Without a doubt I prefer working with watercolours, they just have so much life and vibrancy in them! I love the freedom of making them run all over the paper and drip into interesting patterns. I know you’re supposed to be able to use gouache in the same way but it just never works as well for me. Gouache seems flatter and more uniform in colour when I use it – more like acrylic paint, except you can’t keep painting over it in layers as it dissolves again when painted over and just leaves a big muddy mess. Gouache was useful for colour mixing and matching because of the flatter more uniform finish, but only if I applied it quite thickly so it didn’t dry patchy, watercolours weren’t so good for colour mixing as they seem to seperate out a bit as they dry or sit in lower areas of the paper giving areas of deeper colour. I did appreciate the opacity of white gouache though, this really helped with mixing colours, with watercolours all you can really do is add more water to make a paler shade which makes it hard to predict the end result.
- How successful were the colour exercises in Stage 5? How did they compare to the painting exercises?
I enjoyed the embroidery in Stage 5, its a big change of pace from painting as its so much slower – although this makes it much harder to try out ideas as it takes hours instead of minutes to experiment. It was easy to build up masses of separate colours to contrast against each other, but very difficult to get them to mix. The different colours all continued to look very separate no matter how they were mixed together, but then maybe that’s because I was working with very saturated primary colours for the most part.
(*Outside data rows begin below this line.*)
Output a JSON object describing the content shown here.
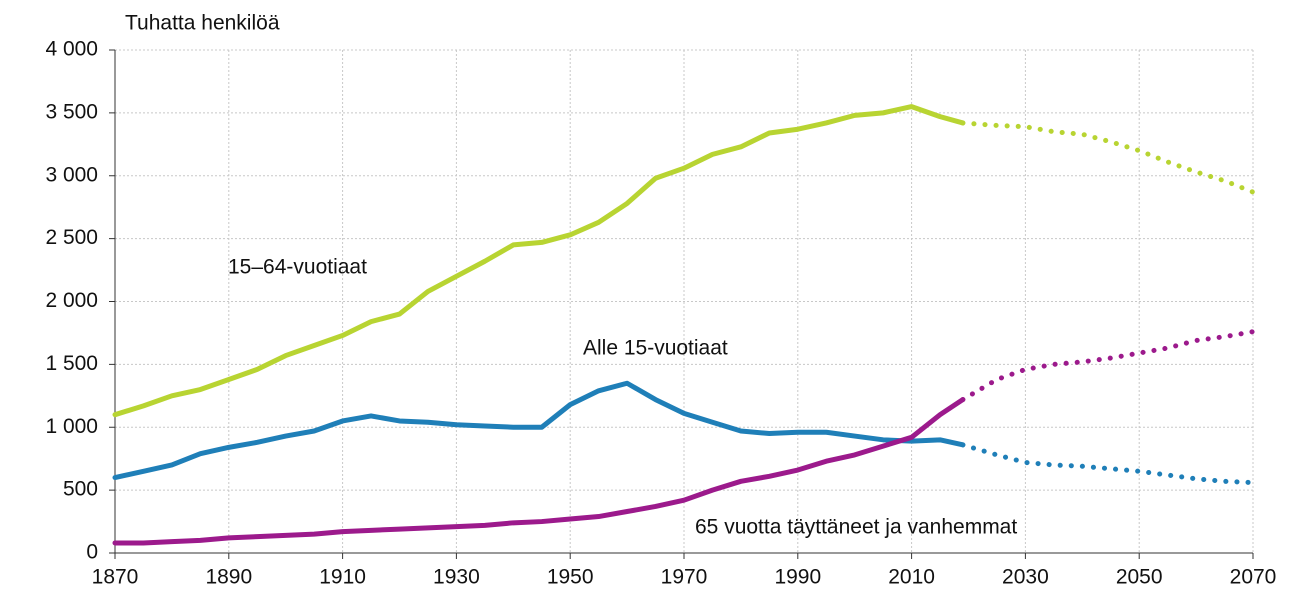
{
  "chart_data": {
    "type": "line",
    "axis_title": "Tuhatta henkilöä",
    "x": [
      1870,
      1875,
      1880,
      1885,
      1890,
      1895,
      1900,
      1905,
      1910,
      1915,
      1920,
      1925,
      1930,
      1935,
      1940,
      1945,
      1950,
      1955,
      1960,
      1965,
      1970,
      1975,
      1980,
      1985,
      1990,
      1995,
      2000,
      2005,
      2010,
      2015,
      2019,
      2025,
      2030,
      2035,
      2040,
      2045,
      2050,
      2055,
      2060,
      2065,
      2070
    ],
    "projection_from": 2019,
    "series": [
      {
        "name": "15–64-vuotiaat",
        "color": "#b8d432",
        "values": [
          1100,
          1170,
          1250,
          1300,
          1380,
          1460,
          1570,
          1650,
          1730,
          1840,
          1900,
          2080,
          2200,
          2320,
          2450,
          2470,
          2530,
          2630,
          2780,
          2980,
          3060,
          3170,
          3230,
          3340,
          3370,
          3420,
          3480,
          3500,
          3550,
          3470,
          3420,
          3400,
          3390,
          3350,
          3330,
          3270,
          3200,
          3110,
          3030,
          2960,
          2870
        ]
      },
      {
        "name": "Alle 15-vuotiaat",
        "color": "#1f7fb8",
        "values": [
          600,
          650,
          700,
          790,
          840,
          880,
          930,
          970,
          1050,
          1090,
          1050,
          1040,
          1020,
          1010,
          1000,
          1000,
          1180,
          1290,
          1350,
          1220,
          1110,
          1040,
          970,
          950,
          960,
          960,
          930,
          900,
          890,
          900,
          860,
          780,
          720,
          700,
          690,
          670,
          650,
          620,
          590,
          570,
          560
        ]
      },
      {
        "name": "65 vuotta täyttäneet ja vanhemmat",
        "color": "#9c1a8c",
        "values": [
          80,
          80,
          90,
          100,
          120,
          130,
          140,
          150,
          170,
          180,
          190,
          200,
          210,
          220,
          240,
          250,
          270,
          290,
          330,
          370,
          420,
          500,
          570,
          610,
          660,
          730,
          780,
          850,
          920,
          1100,
          1220,
          1380,
          1460,
          1500,
          1520,
          1550,
          1590,
          1630,
          1690,
          1720,
          1760
        ]
      }
    ],
    "xlim": [
      1870,
      2070
    ],
    "xticks": [
      1870,
      1890,
      1910,
      1930,
      1950,
      1970,
      1990,
      2010,
      2030,
      2050,
      2070
    ],
    "ylim": [
      0,
      4000
    ],
    "yticks": [
      0,
      500,
      {
        "value": 1000,
        "label": "1 000"
      },
      {
        "value": 1500,
        "label": "1 500"
      },
      {
        "value": 2000,
        "label": "2 000"
      },
      {
        "value": 2500,
        "label": "2 500"
      },
      {
        "value": 3000,
        "label": "3 000"
      },
      {
        "value": 3500,
        "label": "3 500"
      },
      {
        "value": 4000,
        "label": "4 000"
      }
    ],
    "grid": true
  }
}
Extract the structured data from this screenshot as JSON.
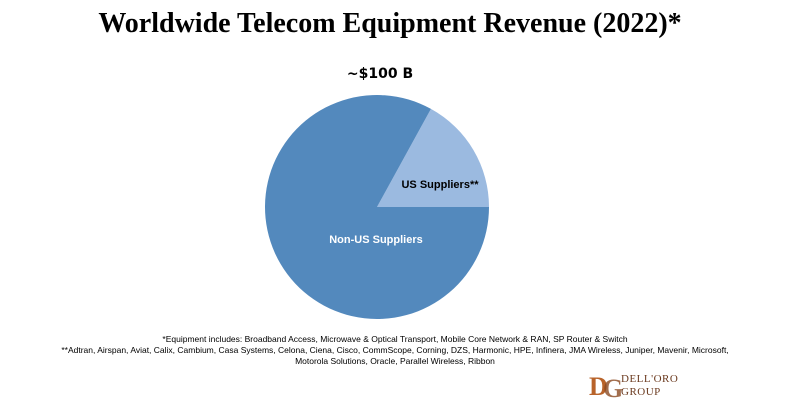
{
  "title": "Worldwide Telecom Equipment Revenue (2022)*",
  "chart_data": {
    "type": "pie",
    "title": "Worldwide Telecom Equipment Revenue (2022)*",
    "total_label": "~$100 B",
    "slices": [
      {
        "name": "US Suppliers**",
        "value": 17,
        "color": "#9bbae0"
      },
      {
        "name": "Non-US Suppliers",
        "value": 83,
        "color": "#5389bd"
      }
    ]
  },
  "footnotes": {
    "line1": "*Equipment includes: Broadband Access, Microwave & Optical Transport, Mobile Core Network & RAN, SP Router & Switch",
    "line2": "**Adtran, Airspan, Aviat, Calix, Cambium, Casa Systems, Celona, Ciena, Cisco, CommScope, Corning, DZS, Harmonic, HPE, Infinera, JMA Wireless, Juniper, Mavenir, Microsoft,",
    "line3": "Motorola Solutions, Oracle, Parallel Wireless, Ribbon"
  },
  "logo": {
    "line1": "DELL'ORO",
    "line2": "GROUP",
    "color": "#8b4a22"
  }
}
I think that if I tried more muted, or pastel colours they may have blended together more smoothly. Also the black background seemed to make the contrasts between the colours more noticeable, a more neutral background like grey or using darker coloured threads may have worked better for blending the colours together. I found I much prefer using paint for the colour exercises as you can mix any colour you want, whereas its very difficult to change the appearance of a piece of thread, it seems to stay the colour I bought it no matter how it is combined with other threads and fabric.
- Is there anything you would like to change or develop?
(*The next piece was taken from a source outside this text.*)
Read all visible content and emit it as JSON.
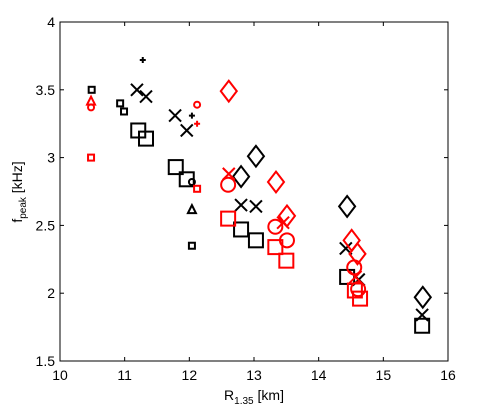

If I could do all the exercises again I would like to do them with more freedom, the exercises in ‘Colour: A workshop for artists and designers’ by David Hornung are very prescriptive, and I feel I got more caught up in trying to make them perfect than really exploring them so they feel ‘tight’ and restricted to me when I look back at them. I do enjoy experimenting with colours that gradually change in saturation or value though, or a collection of more muted colours used together, so these are areas I feel I’d like to develop more.